И я действительно, по врожденной мне скромности, с терпением взирал на его посещения, которые иногда не на шутку меня одолевали.
Что касается до Рогожкина, то это маленький человечек, совершенно кругленький. Он когда-то служил в военной службе, но вскоре нашел, что тут только одно расстройство здоровья, вставать надо рано, потом часов пять ходить, а куда идешь – неизвестно, и потому решился приютиться по гражданской части, где, по крайности, хоть выспаться вволю дают. В настоящее время он имеет тот несколько томный вид, который невольным образом приобретают искатели мест, не снабженные достаточно убедительными рекомендательными письмами.

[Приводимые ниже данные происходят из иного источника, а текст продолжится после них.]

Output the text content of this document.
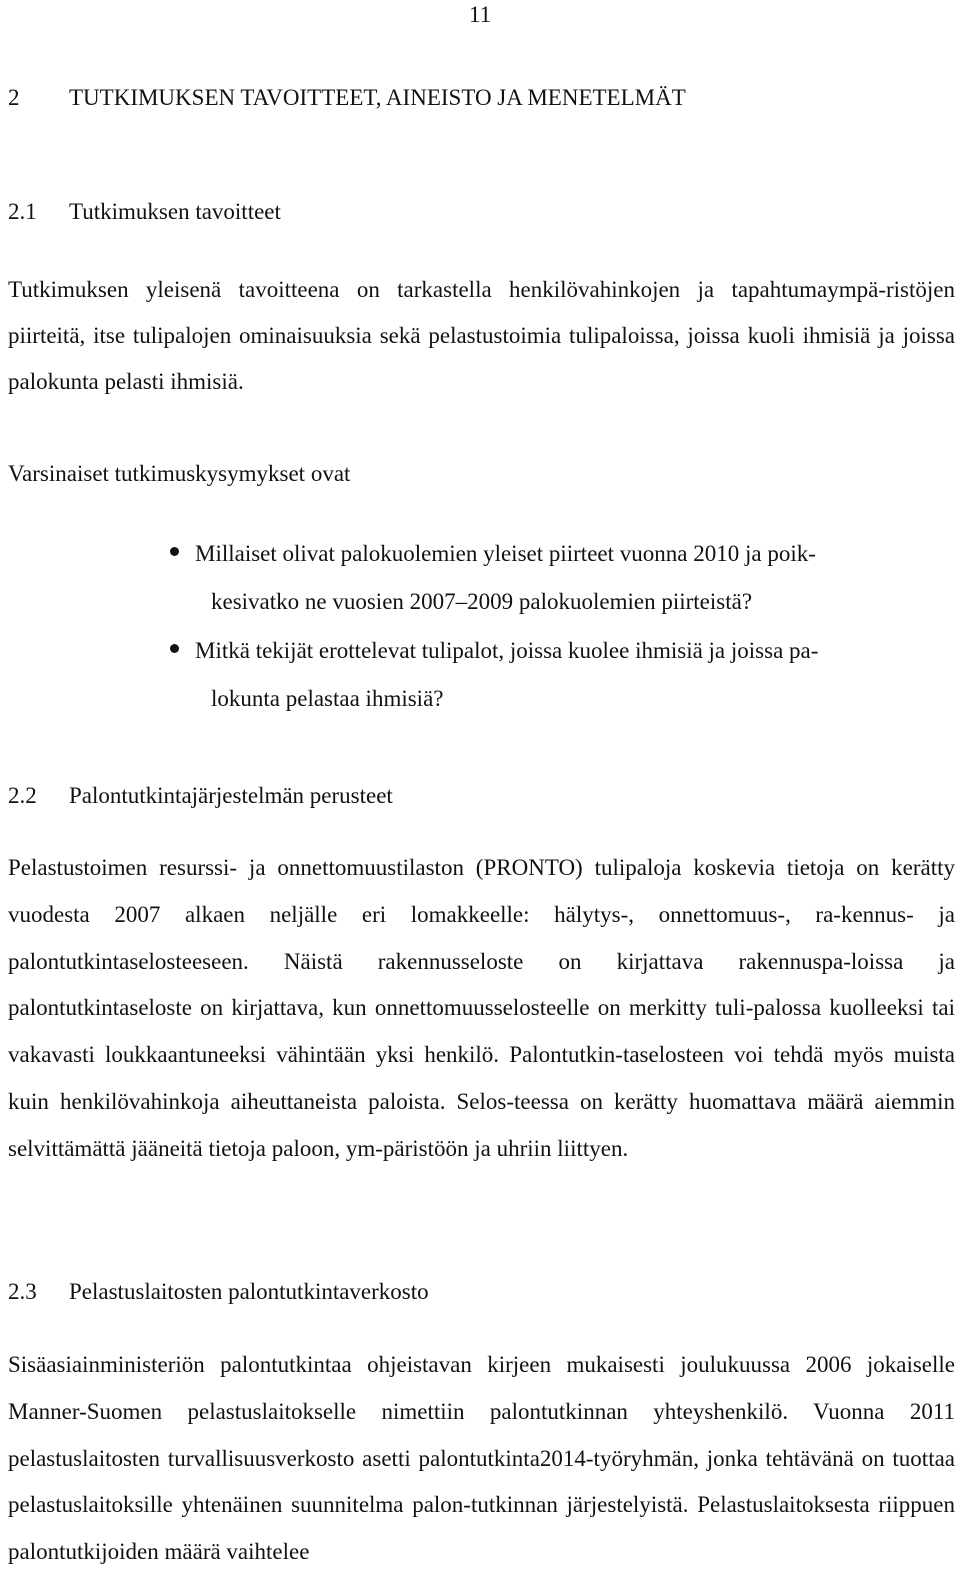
11
2 TUTKIMUKSEN TAVOITTEET, AINEISTO JA MENETELMÄT
2.1 Tutkimuksen tavoitteet

Tutkimuksen yleisenä tavoitteena on tarkastella henkilövahinkojen ja tapahtumaympä-ristöjen piirteitä, itse tulipalojen ominaisuuksia sekä pelastustoimia tulipaloissa, joissa kuoli ihmisiä ja joissa palokunta pelasti ihmisiä.

Varsinaiset tutkimuskysymykset ovat

Millaiset olivat palokuolemien yleiset piirteet vuonna 2010 ja poik-
kesivatko ne vuosien 2007–2009 palokuolemien piirteistä?
Mitkä tekijät erottelevat tulipalot, joissa kuolee ihmisiä ja joissa pa-
lokunta pelastaa ihmisiä?
2.2 Palontutkintajärjestelmän perusteet

Pelastustoimen resurssi- ja onnettomuustilaston (PRONTO) tulipaloja koskevia tietoja on kerätty vuodesta 2007 alkaen neljälle eri lomakkeelle: hälytys-, onnettomuus-, ra-kennus- ja palontutkintaselosteeseen. Näistä rakennusseloste on kirjattava rakennuspa-loissa ja palontutkintaseloste on kirjattava, kun onnettomuusselosteelle on merkitty tuli-palossa kuolleeksi tai vakavasti loukkaantuneeksi vähintään yksi henkilö. Palontutkin-taselosteen voi tehdä myös muista kuin henkilövahinkoja aiheuttaneista paloista. Selos-teessa on kerätty huomattava määrä aiemmin selvittämättä jääneitä tietoja paloon, ym-päristöön ja uhriin liittyen.

2.3 Pelastuslaitosten palontutkintaverkosto

Sisäasiainministeriön palontutkintaa ohjeistavan kirjeen mukaisesti joulukuussa 2006 jokaiselle Manner-Suomen pelastuslaitokselle nimettiin palontutkinnan yhteyshenkilö. Vuonna 2011 pelastuslaitosten turvallisuusverkosto asetti palontutkinta2014-työryhmän, jonka tehtävänä on tuottaa pelastuslaitoksille yhtenäinen suunnitelma palon-tutkinnan järjestelyistä. Pelastuslaitoksesta riippuen palontutkijoiden määrä vaihtelee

Но когда разговор заходит о каком-нибудь вакантном месте, то в глазах его внезапно зажигается плотоядный огонь и на устах показывается слюнотечение. Говорит он довольно вразумительно, но с околичностями, и усердно смеется, когда того требуют обстоятельства или когда видит, что другие смеются. Впрочем, он малый добрый и привязанный, а на Горехвастова смотрит как на высшее существо и охотно исполняет его маленькие поручения, как-то: набивает и закуривает ему трубку, распоряжается насчет питейного и съедобного и сопутствует ему везде, где только может. Голос у него самый тоненький, можно сказать, детский, глазки маленькие и с глянцем, точно у пшеничных жаворонков, которым вставляют, вместо глаз, можжевеловые ягодки.

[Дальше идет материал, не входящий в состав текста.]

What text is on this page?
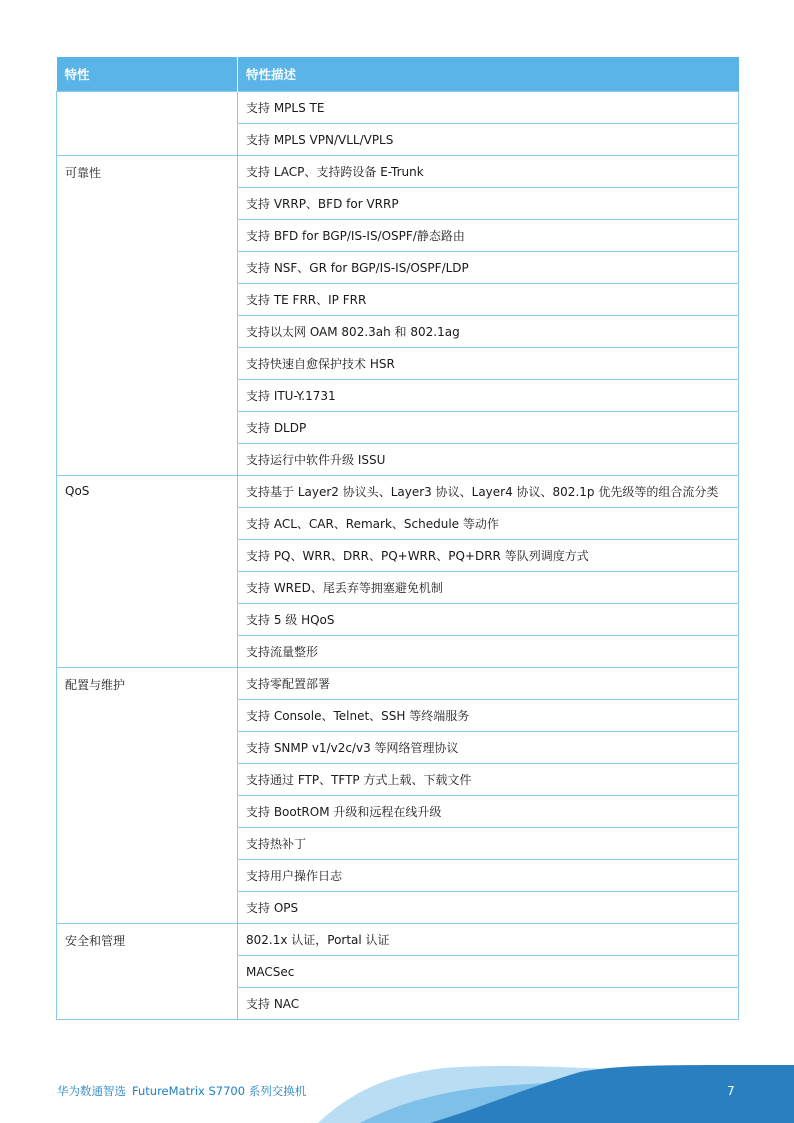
特性	特性描述
	支持 MPLS TE
	支持 MPLS VPN/VLL/VPLS
可靠性	支持 LACP、支持跨设备 E-Trunk
	支持 VRRP、BFD for VRRP
	支持 BFD for BGP/IS-IS/OSPF/静态路由
	支持 NSF、GR for BGP/IS-IS/OSPF/LDP
	支持 TE FRR、IP FRR
	支持以太网 OAM 802.3ah 和 802.1ag
	支持快速自愈保护技术 HSR
	支持 ITU-Y.1731
	支持 DLDP
	支持运行中软件升级 ISSU
QoS	支持基于 Layer2 协议头、Layer3 协议、Layer4 协议、802.1p 优先级等的组合流分类
	支持 ACL、CAR、Remark、Schedule 等动作
	支持 PQ、WRR、DRR、PQ+WRR、PQ+DRR 等队列调度方式
	支持 WRED、尾丢弃等拥塞避免机制
	支持 5 级 HQoS
	支持流量整形
配置与维护	支持零配置部署
	支持 Console、Telnet、SSH 等终端服务
	支持 SNMP v1/v2c/v3 等网络管理协议
	支持通过 FTP、TFTP 方式上载、下载文件
	支持 BootROM 升级和远程在线升级
	支持热补丁
	支持用户操作日志
	支持 OPS
安全和管理	802.1x 认证，Portal 认证
	MACSec
	支持 NAC
华为数通智选 FutureMatrix S7700 系列交换机	7
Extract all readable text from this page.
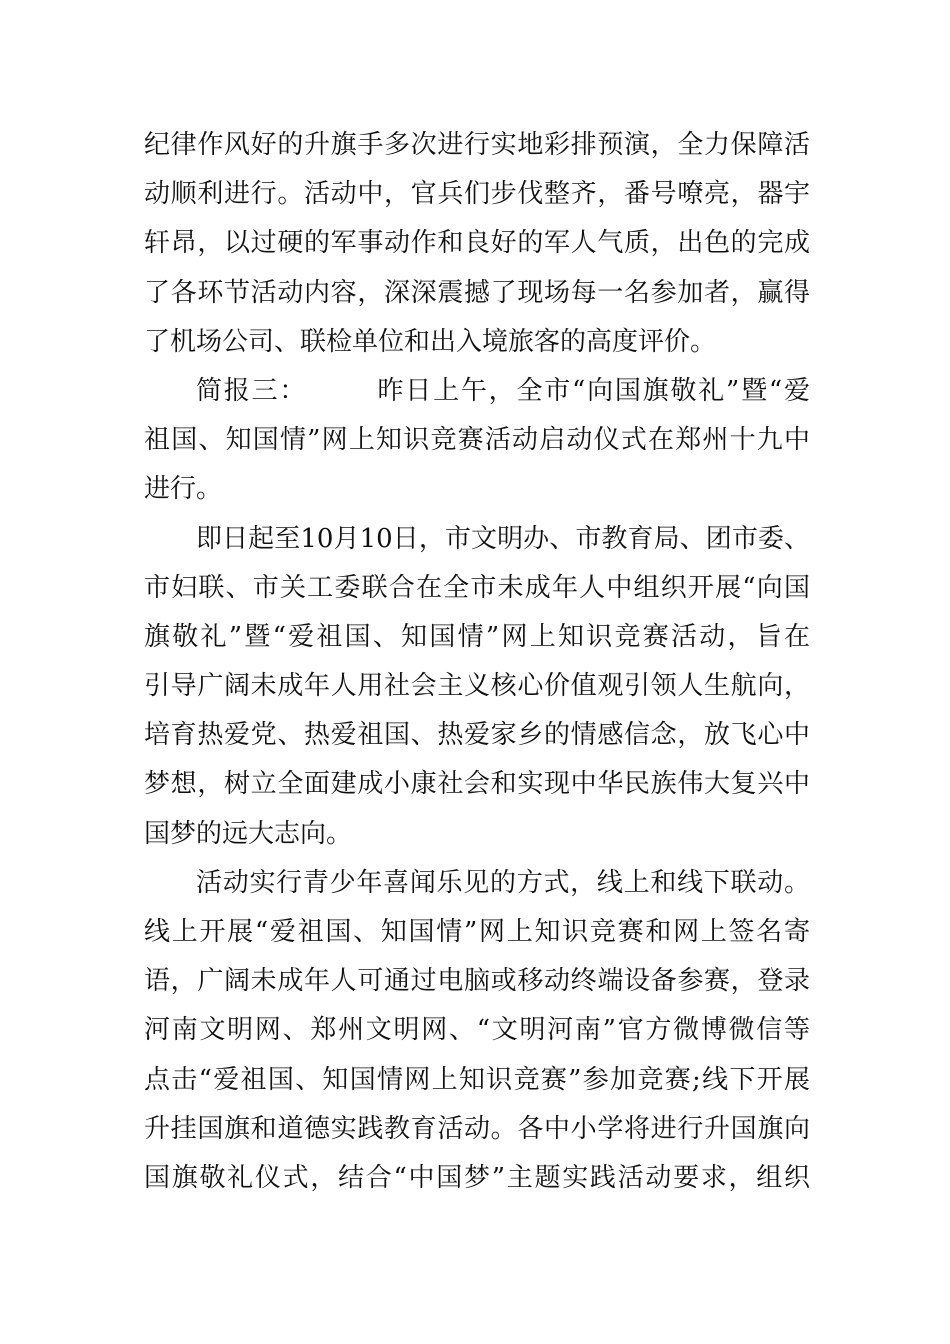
纪律作风好的升旗手多次进行实地彩排预演，全力保障活
动顺利进行。活动中，官兵们步伐整齐，番号嘹亮，器宇
轩昂，以过硬的军事动作和良好的军人气质，出色的完成
了各环节活动内容，深深震撼了现场每一名参加者，赢得
了机场公司、联检单位和出入境旅客的高度评价。
简报三：　　　昨日上午，全市“向国旗敬礼”暨“爱
祖国、知国情”网上知识竞赛活动启动仪式在郑州十九中
进行。
即日起至10月10日，市文明办、市教育局、团市委、
市妇联、市关工委联合在全市未成年人中组织开展“向国
旗敬礼”暨“爱祖国、知国情”网上知识竞赛活动，旨在
引导广阔未成年人用社会主义核心价值观引领人生航向，
培育热爱党、热爱祖国、热爱家乡的情感信念，放飞心中
梦想，树立全面建成小康社会和实现中华民族伟大复兴中
国梦的远大志向。
活动实行青少年喜闻乐见的方式，线上和线下联动。
线上开展“爱祖国、知国情”网上知识竞赛和网上签名寄
语，广阔未成年人可通过电脑或移动终端设备参赛，登录
河南文明网、郑州文明网、“文明河南”官方微博微信等
点击“爱祖国、知国情网上知识竞赛”参加竞赛;线下开展
升挂国旗和道德实践教育活动。各中小学将进行升国旗向
国旗敬礼仪式，结合“中国梦”主题实践活动要求，组织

В утро, когда начинается мой рассказ, Горехвастов был как-то особенно разговорчив. Он разлегся на диване, закурив одну из прекрасных сигар, которые я выписывал для себя из Петербурга, и ораторствовал. Перед диваном, на круглом столе, стояла закуска, херес и водка, и надо отдать справедливость Горехвастову, он не оставлял без внимания ни того, ни другого, ни третьего, и хотя хвалил преимущественно херес, но в действительности оказывал предпочтение зорной горькой водке. Рогожкин, с своей стороны, не столько пил, сколько, как выражаются, «потюкивал» водку.

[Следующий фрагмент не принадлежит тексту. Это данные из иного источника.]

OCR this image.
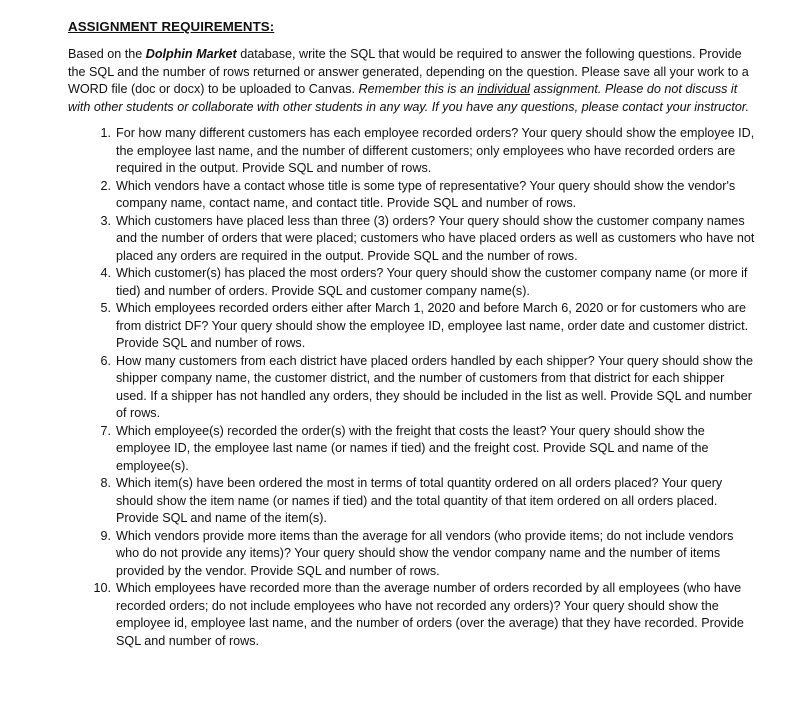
ASSIGNMENT REQUIREMENTS:

Based on the Dolphin Market database, write the SQL that would be required to answer the following questions. Provide the SQL and the number of rows returned or answer generated, depending on the question. Please save all your work to a WORD file (doc or docx) to be uploaded to Canvas. Remember this is an individual assignment. Please do not discuss it with other students or collaborate with other students in any way. If you have any questions, please contact your instructor.

1. For how many different customers has each employee recorded orders? Your query should show the employee ID, the employee last name, and the number of different customers; only employees who have recorded orders are required in the output. Provide SQL and number of rows.
2. Which vendors have a contact whose title is some type of representative? Your query should show the vendor's company name, contact name, and contact title. Provide SQL and number of rows.
3. Which customers have placed less than three (3) orders? Your query should show the customer company names and the number of orders that were placed; customers who have placed orders as well as customers who have not placed any orders are required in the output. Provide SQL and the number of rows.
4. Which customer(s) has placed the most orders? Your query should show the customer company name (or more if tied) and number of orders. Provide SQL and customer company name(s).
5. Which employees recorded orders either after March 1, 2020 and before March 6, 2020 or for customers who are from district DF? Your query should show the employee ID, employee last name, order date and customer district. Provide SQL and number of rows.
6. How many customers from each district have placed orders handled by each shipper? Your query should show the shipper company name, the customer district, and the number of customers from that district for each shipper used. If a shipper has not handled any orders, they should be included in the list as well. Provide SQL and number of rows.
7. Which employee(s) recorded the order(s) with the freight that costs the least? Your query should show the employee ID, the employee last name (or names if tied) and the freight cost. Provide SQL and name of the employee(s).
8. Which item(s) have been ordered the most in terms of total quantity ordered on all orders placed? Your query should show the item name (or names if tied) and the total quantity of that item ordered on all orders placed. Provide SQL and name of the item(s).
9. Which vendors provide more items than the average for all vendors (who provide items; do not include vendors who do not provide any items)? Your query should show the vendor company name and the number of items provided by the vendor. Provide SQL and number of rows.
10. Which employees have recorded more than the average number of orders recorded by all employees (who have recorded orders; do not include employees who have not recorded any orders)? Your query should show the employee id, employee last name, and the number of orders (over the average) that they have recorded. Provide SQL and number of rows.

– А скажите, пожалуйста, Николай Иваныч, – сказал мне Горехвастов, – откуда у вас берутся все эти милые вещи: копченые стерляди, индеечья ветчина, оленьи языки… и эта бесценная водка! – водка, от которой, я вам доложу, даже слеза прошибает! Да вы Сарданапал, Николай Иваныч!.. нет, вы просто Сарданапал!
Я сообщил ему, как умел, требуемые сведения.
– А что ни говорите, – продолжал он, – жизнь – отличная вещь, особливо если есть человек, который тебя понимает, с кем можешь сказать слово по душе! Я вам доложу про себя, Николай Иваныч: я век свой прожил шутя… Бывали у меня, конечно, происшествия, бывали неприятности – ну, бывали! что ж из этого! разве следует от этого унывать духом, приходить в отчаяние? Живал я и в Петербурге, езжал и в каретах, и сотнями тысяч ворочал, и игру вел, и француженок содержал – ну, было, было все это! Ну, а теперь живу в Крутогорске, езжу на безобразной долгуше, играю по копейке в ералаш и, получая от казны всего шесть целковых в месяц содержания, довольствуюсь, вместо француженки, повивальною бабкой! И между тем, как видите, не унываю и даже не отчаиваюсь в своем будущем!
Он привстал на диване и налил себе рюмку зорной.
– А все оттого, что вот здесь, в этом сердце, жар обитает! все оттого, хочу я сказать, что в этой вот голове свет присутствует, что всякую вещь понимаешь так, как она есть, – ну, и спокоен! Я, Николай Иваныч, патриот! я люблю русского человека за то, что он не задумывается долго. Другой вот, немец или француз, над всякою вещью остановится, даже смотреть на него тошно, точно родить желает, а наш брат только подошел, глазами вскинул, руками развел: "Этого-то не одолеть, говорит: да с нами крестная сила! да мы только глазом мигнем!" И действительно, как почнет топором рубить – только щепки летят; генияльная, можно сказать, натура! без науки все науки прошел! Люблю я, знаете, иногда посмотреть на нашего мужичка, как он там действует: лежит, кажется, целый день на боку, да зато уж как примется, так у него словно горит в руках дело! откуда что берется!
– Да-с… это точно… приятное зрелище! – пролепетал Рогожкин, – вот я однажды…
– Генияльная натура, доложу я вам, – перебил Горехвастов, – науки не требует, потому что до всего собственным умом доходит. Спросите, например, меня… ну, о чем хотите! на все ответ дам, потому что это у меня русское, врожденное! А потому я никогда и не знал, что такое горе!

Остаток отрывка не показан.